# Cycling Club - Aldridge Area WS8



## iprice606 (14 Jan 2022)

Hey all

I need some help. I have been cycling (road) approx 18 months now and I am signed up in June to do L2P and want to join a group to ride in a group and network with fellow cyclists

Is there any ones around Aldridge West Midlands area that will accept newbies 

Thanks

Ian


----------



## Flick of the Elbow (17 Jan 2022)

iprice606 said:


> Hey all
> 
> I need some help. I have been cycling (road) approx 18 months now and I am signed up in June to do L2P and want to join a group to ride in a group and network with fellow cyclists
> 
> ...


For obvious reasons I am not in a position to comment on your local clubs but have you looked on the British Cycling website ?
https://www.britishcycling.org.uk/clubs


----------



## iandg (17 Jan 2022)

Walsall Roads used to meet in Aldridge - but that was some time ago, I was a member in 1997 

Royal Sutton is the only other club I can think of.

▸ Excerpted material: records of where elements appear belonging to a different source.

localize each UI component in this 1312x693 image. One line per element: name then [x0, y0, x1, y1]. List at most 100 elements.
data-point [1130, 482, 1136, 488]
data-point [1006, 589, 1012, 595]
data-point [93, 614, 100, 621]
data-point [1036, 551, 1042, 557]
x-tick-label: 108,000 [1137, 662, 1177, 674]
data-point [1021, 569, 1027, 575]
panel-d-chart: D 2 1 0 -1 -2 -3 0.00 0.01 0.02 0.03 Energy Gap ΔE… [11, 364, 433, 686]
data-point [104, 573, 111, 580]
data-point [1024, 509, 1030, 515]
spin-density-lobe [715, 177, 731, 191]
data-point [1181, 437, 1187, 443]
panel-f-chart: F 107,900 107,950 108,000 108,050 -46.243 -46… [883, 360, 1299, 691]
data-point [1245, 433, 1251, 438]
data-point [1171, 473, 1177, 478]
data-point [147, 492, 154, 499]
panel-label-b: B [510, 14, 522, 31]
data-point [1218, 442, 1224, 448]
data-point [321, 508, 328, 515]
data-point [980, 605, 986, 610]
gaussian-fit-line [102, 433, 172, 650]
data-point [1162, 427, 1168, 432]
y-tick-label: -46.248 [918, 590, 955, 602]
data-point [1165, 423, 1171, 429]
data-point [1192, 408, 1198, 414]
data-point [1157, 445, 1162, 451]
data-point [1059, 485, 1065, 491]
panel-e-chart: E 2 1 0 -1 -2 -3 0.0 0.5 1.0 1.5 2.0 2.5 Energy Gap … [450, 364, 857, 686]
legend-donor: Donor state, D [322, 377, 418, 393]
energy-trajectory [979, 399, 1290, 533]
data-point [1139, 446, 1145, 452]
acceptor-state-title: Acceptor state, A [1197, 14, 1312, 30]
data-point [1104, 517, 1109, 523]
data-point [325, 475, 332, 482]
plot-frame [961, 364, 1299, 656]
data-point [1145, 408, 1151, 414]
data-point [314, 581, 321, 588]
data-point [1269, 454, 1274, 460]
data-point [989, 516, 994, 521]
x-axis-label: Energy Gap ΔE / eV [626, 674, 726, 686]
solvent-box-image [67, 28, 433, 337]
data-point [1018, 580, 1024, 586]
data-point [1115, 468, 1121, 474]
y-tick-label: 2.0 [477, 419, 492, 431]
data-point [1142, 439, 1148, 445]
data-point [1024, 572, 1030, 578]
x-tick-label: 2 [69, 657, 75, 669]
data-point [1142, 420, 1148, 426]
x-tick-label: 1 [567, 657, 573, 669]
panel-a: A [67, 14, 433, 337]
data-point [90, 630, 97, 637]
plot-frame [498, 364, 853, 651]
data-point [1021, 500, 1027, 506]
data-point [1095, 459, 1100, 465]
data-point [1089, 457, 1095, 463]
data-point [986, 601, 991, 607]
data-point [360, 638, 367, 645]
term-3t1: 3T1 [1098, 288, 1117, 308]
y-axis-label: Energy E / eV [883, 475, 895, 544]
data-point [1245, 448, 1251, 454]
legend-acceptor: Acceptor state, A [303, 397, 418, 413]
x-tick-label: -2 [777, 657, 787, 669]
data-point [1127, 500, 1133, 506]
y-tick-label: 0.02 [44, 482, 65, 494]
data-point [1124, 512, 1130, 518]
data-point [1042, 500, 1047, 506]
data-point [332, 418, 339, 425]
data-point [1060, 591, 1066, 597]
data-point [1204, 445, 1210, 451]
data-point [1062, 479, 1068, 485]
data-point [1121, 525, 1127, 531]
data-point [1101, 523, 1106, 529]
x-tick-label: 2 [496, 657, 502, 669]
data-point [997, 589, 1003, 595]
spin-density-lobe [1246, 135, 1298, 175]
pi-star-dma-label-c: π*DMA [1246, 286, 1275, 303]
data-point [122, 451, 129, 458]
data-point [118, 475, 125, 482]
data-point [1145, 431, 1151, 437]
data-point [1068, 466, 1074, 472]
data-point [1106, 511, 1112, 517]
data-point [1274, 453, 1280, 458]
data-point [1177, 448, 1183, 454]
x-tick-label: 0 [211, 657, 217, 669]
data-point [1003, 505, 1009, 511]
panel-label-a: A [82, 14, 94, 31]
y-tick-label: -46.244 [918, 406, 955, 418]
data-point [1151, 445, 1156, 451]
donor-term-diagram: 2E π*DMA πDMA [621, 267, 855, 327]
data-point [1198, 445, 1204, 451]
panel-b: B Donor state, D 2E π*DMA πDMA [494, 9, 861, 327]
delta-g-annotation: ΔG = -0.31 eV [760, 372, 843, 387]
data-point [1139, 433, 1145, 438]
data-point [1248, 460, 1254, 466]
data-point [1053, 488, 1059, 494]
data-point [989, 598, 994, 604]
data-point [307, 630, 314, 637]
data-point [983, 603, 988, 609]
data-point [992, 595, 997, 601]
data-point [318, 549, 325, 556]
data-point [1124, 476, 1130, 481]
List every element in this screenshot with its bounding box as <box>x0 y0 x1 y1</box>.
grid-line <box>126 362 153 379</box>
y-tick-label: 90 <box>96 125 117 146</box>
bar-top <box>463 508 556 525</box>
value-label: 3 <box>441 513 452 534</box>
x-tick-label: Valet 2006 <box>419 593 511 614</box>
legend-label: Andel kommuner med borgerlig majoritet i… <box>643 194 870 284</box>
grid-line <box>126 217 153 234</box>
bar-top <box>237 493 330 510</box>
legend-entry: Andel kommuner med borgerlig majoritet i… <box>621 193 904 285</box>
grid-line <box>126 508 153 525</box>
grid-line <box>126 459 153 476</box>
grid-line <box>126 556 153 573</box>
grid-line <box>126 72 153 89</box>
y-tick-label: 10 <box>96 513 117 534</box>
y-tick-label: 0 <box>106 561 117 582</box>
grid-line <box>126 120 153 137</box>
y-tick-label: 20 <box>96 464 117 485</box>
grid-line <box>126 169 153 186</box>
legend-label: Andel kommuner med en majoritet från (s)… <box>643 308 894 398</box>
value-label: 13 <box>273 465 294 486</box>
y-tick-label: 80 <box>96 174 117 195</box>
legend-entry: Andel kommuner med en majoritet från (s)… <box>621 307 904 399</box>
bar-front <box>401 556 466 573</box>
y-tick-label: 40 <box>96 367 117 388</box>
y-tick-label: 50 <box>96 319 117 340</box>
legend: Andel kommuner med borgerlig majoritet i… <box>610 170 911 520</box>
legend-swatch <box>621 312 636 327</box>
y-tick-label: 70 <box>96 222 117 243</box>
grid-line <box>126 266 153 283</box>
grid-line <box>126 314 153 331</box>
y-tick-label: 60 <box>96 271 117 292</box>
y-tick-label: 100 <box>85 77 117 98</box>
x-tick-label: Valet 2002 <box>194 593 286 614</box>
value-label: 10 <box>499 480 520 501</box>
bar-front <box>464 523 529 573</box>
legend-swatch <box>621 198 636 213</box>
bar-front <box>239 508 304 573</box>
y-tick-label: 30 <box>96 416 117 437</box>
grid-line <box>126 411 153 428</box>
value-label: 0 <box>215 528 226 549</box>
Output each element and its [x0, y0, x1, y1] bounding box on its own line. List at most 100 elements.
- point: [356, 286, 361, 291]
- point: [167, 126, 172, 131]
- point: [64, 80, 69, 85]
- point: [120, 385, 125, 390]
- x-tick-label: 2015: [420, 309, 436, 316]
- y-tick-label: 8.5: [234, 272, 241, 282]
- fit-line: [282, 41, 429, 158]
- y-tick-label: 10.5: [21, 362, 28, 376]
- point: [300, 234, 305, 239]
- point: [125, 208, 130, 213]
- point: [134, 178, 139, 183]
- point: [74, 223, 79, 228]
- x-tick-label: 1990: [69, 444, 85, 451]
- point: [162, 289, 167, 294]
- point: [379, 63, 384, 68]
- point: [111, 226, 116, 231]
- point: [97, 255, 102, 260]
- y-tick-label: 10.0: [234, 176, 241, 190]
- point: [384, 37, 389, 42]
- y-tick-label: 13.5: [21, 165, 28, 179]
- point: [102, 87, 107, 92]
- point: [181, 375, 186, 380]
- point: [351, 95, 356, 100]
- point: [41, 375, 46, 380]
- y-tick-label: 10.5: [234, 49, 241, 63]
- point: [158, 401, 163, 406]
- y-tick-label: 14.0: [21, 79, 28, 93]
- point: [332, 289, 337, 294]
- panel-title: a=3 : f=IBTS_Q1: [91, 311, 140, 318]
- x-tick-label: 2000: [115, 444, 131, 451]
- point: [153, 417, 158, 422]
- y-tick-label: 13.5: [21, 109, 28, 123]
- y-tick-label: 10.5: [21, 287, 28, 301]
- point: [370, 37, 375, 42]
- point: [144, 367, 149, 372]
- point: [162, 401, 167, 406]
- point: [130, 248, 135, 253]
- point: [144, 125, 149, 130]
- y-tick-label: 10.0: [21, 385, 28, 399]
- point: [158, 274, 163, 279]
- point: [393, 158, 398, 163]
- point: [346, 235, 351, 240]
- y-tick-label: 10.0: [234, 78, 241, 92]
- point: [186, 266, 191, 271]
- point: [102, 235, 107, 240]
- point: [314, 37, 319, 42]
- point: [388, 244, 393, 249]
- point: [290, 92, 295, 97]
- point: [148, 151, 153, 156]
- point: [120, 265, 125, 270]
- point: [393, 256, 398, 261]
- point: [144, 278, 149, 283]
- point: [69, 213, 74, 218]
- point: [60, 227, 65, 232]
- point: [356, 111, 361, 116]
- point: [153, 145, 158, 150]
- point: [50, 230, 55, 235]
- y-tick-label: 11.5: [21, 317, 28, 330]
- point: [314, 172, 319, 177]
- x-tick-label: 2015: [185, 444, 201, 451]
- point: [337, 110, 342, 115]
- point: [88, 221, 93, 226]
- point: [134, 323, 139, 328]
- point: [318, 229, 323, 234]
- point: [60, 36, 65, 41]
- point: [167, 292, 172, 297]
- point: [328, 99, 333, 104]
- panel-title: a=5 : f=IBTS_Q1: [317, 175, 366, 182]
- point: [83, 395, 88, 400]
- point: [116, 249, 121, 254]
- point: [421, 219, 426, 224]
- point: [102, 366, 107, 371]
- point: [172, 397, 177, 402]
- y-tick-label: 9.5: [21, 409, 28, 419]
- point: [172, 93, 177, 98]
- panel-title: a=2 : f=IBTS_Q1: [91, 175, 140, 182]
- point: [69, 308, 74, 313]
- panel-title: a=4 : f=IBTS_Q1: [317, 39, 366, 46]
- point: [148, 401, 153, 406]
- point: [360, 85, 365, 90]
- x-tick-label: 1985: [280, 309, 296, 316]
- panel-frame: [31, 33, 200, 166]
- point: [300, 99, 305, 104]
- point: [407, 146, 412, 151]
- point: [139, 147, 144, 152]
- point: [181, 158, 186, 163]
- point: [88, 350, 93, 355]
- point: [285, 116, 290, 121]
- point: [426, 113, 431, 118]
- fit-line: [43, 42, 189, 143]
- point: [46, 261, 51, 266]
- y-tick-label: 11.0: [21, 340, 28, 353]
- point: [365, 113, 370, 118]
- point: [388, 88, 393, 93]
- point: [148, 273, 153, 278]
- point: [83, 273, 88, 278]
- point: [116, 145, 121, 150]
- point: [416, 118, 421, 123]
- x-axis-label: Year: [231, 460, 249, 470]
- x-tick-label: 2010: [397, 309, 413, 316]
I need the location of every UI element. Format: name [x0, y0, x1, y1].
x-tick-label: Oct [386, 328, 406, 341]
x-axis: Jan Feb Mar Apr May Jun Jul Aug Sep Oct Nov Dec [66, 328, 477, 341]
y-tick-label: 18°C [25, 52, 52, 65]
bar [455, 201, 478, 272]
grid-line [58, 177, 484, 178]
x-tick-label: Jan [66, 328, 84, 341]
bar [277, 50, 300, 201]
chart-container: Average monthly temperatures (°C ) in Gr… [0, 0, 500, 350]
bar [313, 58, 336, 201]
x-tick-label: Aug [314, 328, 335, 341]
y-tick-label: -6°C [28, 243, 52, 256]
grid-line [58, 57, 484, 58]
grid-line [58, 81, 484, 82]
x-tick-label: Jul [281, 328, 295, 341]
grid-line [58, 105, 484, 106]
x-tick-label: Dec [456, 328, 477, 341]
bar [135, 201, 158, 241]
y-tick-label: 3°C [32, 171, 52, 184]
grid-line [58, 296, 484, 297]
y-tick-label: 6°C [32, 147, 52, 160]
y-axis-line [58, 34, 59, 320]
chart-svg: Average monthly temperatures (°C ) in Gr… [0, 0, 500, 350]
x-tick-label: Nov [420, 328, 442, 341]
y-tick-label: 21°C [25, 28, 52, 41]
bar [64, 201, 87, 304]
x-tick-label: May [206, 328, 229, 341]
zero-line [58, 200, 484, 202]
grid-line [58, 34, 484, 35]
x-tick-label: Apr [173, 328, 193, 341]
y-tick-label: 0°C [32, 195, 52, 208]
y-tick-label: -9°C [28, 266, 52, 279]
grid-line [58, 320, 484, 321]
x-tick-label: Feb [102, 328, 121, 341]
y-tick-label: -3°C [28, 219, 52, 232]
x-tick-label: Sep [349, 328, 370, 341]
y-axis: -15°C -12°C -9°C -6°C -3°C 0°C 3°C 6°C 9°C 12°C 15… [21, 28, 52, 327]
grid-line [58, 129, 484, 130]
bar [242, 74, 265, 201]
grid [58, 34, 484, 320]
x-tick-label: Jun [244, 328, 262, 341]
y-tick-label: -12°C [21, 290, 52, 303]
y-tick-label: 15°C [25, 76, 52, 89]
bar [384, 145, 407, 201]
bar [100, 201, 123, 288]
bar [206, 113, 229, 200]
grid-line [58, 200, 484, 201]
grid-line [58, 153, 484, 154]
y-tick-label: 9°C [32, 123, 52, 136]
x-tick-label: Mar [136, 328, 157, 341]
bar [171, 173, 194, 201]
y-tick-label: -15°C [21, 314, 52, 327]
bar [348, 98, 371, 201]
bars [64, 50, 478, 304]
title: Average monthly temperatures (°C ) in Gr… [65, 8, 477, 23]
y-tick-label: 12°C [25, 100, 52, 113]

Just found this too - https://www.pelsallsocialcyclingclub.uk/


----------



## kingrollo (25 May 2022)

Slightly off location - but stourbridge CC - More than welcomes newbies - PM me for more info if interested.


----------



## alicat (25 May 2022)

North Birmingham Cycling UK http://www.northbirminghamcycling.uk/ are friendly.

Rides meet at Blake Street station, St Peter's Little Aston, Streetly Gate etc so not far from you.


----------



## alicat (25 May 2022)

Oh, just realised the OP posted in Jan!


----------